Além das mudanças acima elencadas, há outras importantes, que por razões de formato editorial não serão aqui abordadas.
No jogo geopolítico global, a implementação de um pacote de normas visando a proteção dos dados dos cidadãos europeus apresenta-se como uma batalha em dois frontes distintos: o americano e o chinês. No primeiro fronte, visa-se delimitar com direitos e regulação nacional e europeia um território até então dominado de forma quase monopolista, fora do alcance das jurisdições nacionais, pelas plataformas digitais americanas como Google, Facebook, Twitter e Instagram, entre outras. No outro fronte, a nova regulamentação europeia visa contrapor-se de forma clara ao modelo chinês de “proteção de dados” já em teste e a ser implantado a partir de 2020 em todo território chinês. No chamado “sistema de crédito social”, o Estado armazena todos os dados possíveis dos cidadãos, conferindo-os a partir do processamento dos dados pontos aos cidadãos, os quais servem como porta de acesso (ou de exclusão) a diversas instituições sociais, como escolas, profissões, hospitais, financiamento, transporte etc.
A regulamentação europeia percorre um caminho distinto, no qual o direito sobre os dados pessoais não se encontra nem unicamente no mercado (modelo americano) nem no Estado (modelo chinês), mas numa arquitetura normativa onde o indivíduo é de fato, em última instância, o real titular dos seus próprios dados, vedando assim o abuso tanto do mercado quanto do Estado. Estado e mercado podem, sim, armazenar dados pessoais, respeitando porém os limites da regulamentação, que agora entra em vigor.
Um longa jornada de implementação encontra-se pela frente. Como se trata de uma regulamentação supranacional, os Estados-membros da União Europeia, que hoje somam 28, terão de adaptar, ao longo dos próximos meses, as legislações nacionais, adequando-se assim aos novos moldes da proteção de dados europeia. O objetivo é criar um ambiente dentro de União Europeia de maior proteção aos cidadãos, consumidores e eleitores, onde se veda o abuso da coleta e processamento de dados pessoais, assegurando-se assim um mercado interno mais saudável.

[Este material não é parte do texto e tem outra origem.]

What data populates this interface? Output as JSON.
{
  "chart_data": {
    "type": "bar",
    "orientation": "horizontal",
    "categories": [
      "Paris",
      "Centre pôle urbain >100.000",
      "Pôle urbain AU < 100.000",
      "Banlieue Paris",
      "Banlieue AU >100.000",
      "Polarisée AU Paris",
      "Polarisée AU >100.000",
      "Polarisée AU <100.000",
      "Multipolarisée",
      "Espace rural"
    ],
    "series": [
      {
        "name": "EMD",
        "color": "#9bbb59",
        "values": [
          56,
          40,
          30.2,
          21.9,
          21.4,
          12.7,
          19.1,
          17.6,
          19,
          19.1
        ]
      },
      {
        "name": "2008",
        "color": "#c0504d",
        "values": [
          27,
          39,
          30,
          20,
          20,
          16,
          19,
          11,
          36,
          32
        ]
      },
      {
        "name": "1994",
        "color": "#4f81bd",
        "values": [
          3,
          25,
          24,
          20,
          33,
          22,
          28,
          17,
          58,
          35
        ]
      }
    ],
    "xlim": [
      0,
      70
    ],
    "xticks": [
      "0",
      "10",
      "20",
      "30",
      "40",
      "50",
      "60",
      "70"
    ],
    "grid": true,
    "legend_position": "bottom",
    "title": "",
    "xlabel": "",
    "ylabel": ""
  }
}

Espera-se, por último, que com a entrada em vigor do Regulamento Geral sobre a Proteção de Dados da União Europeia o debate brasileiro em torno de importante tema, o qual afeta todas as camadas sociais, ganhe cada vez mais em importância. Certamente, os espaços universitários e de tribunais superiores, tidos como fórum plural da sociedade civil para debates sobre temas atuais e relevantes para o pais, serão importantes palcos para a discussão nacional em torno do presente tema.
Ricardo R. Campos é professor assistente na Goethe Universität Frankfurt am Main, na Alemanha.